US Secretary of Transportation Ray LaHood will soon call Toyota President Akio Toyoda. “This is very serious,” Mr. LaHood said at a Monitor breakfast on Wednesday. “We’re going to keep the pressure on.”
Indeed, the NHTSA – which is part of the Transportation Department – is now doing a background investigation on electromagnetic interference in computerized auto throttle systems as a possible cause for the accelerator problem. Not that it has found an electronic defect, but because it’s responding to questions and concerns.
The NHTSA is up for its own criticism in this, but the difference between the comparatively quick and persistent American response and the hesitant Japanese one is startling, and may speak to a cultural divide about dealing with corporate shame and the coverup of mistakes.

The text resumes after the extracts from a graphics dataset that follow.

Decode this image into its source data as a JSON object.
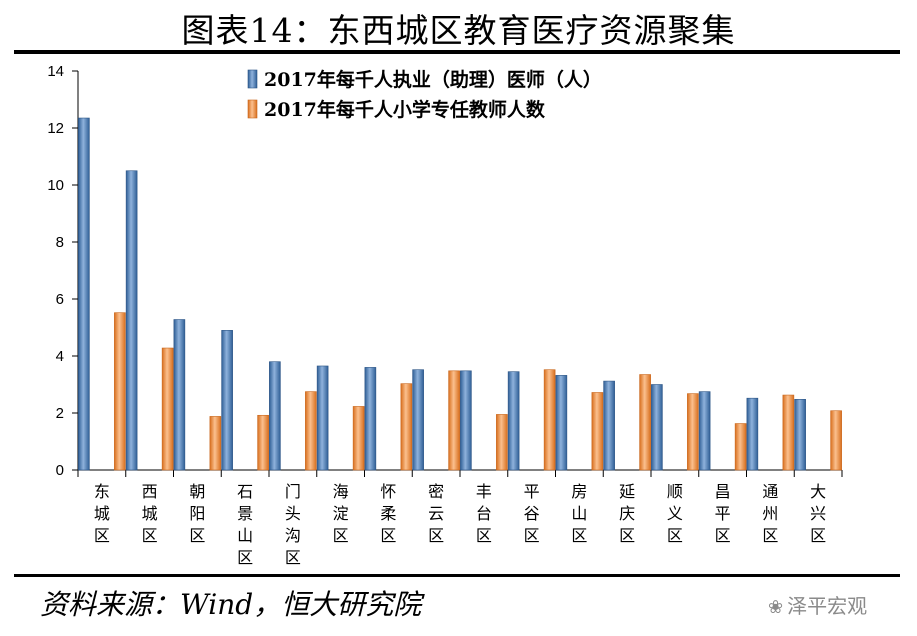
{
  "figure_title": "图表14：东西城区教育医疗资源聚集",
  "source_note": "资料来源：Wind，恒大研究院",
  "watermark": {
    "icon": "wechat-icon",
    "text": "泽平宏观"
  },
  "chart_data": {
    "type": "bar",
    "title": "",
    "xlabel": "",
    "ylabel": "",
    "ylim": [
      0,
      14
    ],
    "yticks": [
      0,
      2,
      4,
      6,
      8,
      10,
      12,
      14
    ],
    "grid": false,
    "legend_position": "top-center",
    "categories": [
      "东城区",
      "西城区",
      "朝阳区",
      "石景山区",
      "门头沟区",
      "海淀区",
      "怀柔区",
      "密云区",
      "丰台区",
      "平谷区",
      "房山区",
      "延庆区",
      "顺义区",
      "昌平区",
      "通州区",
      "大兴区"
    ],
    "series": [
      {
        "name": "2017年每千人执业（助理）医师（人）",
        "color": "#4f81bd",
        "values": [
          12.35,
          10.5,
          5.28,
          4.9,
          3.8,
          3.65,
          3.6,
          3.52,
          3.48,
          3.45,
          3.32,
          3.12,
          3.0,
          2.75,
          2.52,
          2.48
        ]
      },
      {
        "name": "2017年每千人小学专任教师人数",
        "color": "#f79646",
        "values": [
          5.52,
          4.28,
          1.88,
          1.92,
          2.75,
          2.23,
          3.03,
          3.48,
          1.95,
          3.52,
          2.72,
          3.35,
          2.68,
          1.63,
          2.63,
          2.08
        ]
      }
    ]
  }
}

In 2006, the Japanese government reprimanded Toyota, Japan’s biggest company, for an eight-year delay in issuing a vehicle recall and for inadequate monitoring of reports of defects in its cars.
This public scolding was a surprise. Just a few years earlier, the Japanese auto industry had been roiled by news that Mitsubishi Motors Corp., Japan’s No. 4 carmaker, had admitted to routinely covering up safety defects for nearly two decades. That admission, which led to dozens of recalls for its vehicles, pushed the company to near bankruptcy.
Toyota is slowly learning that it must quickly recall defective vehicles. It now says it’s looking into another potential problem involving more than 100 complaints about brakes in the new Prius. This may signal that the company has learned to respond to customers’ complaints and to create a culture of openness among its employees. It at least has stopped referring to recalls for major safety problems as “service campaigns.”
All automakers should make sure their workers feel comfortable reporting problems in vehicles. A car company whose employees cannot own up to their own mistakes or those of fellow workers is jeopardizing public safety. And that goes for both white-collar and blue-collar employees.
Of course, it is one thing to react quickly after the fact, it is another to act presciently beforehand.
At his breakfast meeting with reporters in Washington, Secretary LaHood expressed deep concern that some automakers are turning out models that have so many “gadgets, bells, and whistles” on them that they distract people. This at a time when the department is trying to discourage distracted driving due to texting and cellphone use. He plans to talk to car manufacturers about this issue, which may eventually require regulation.
Keep the pressure on, Mr. Secretary.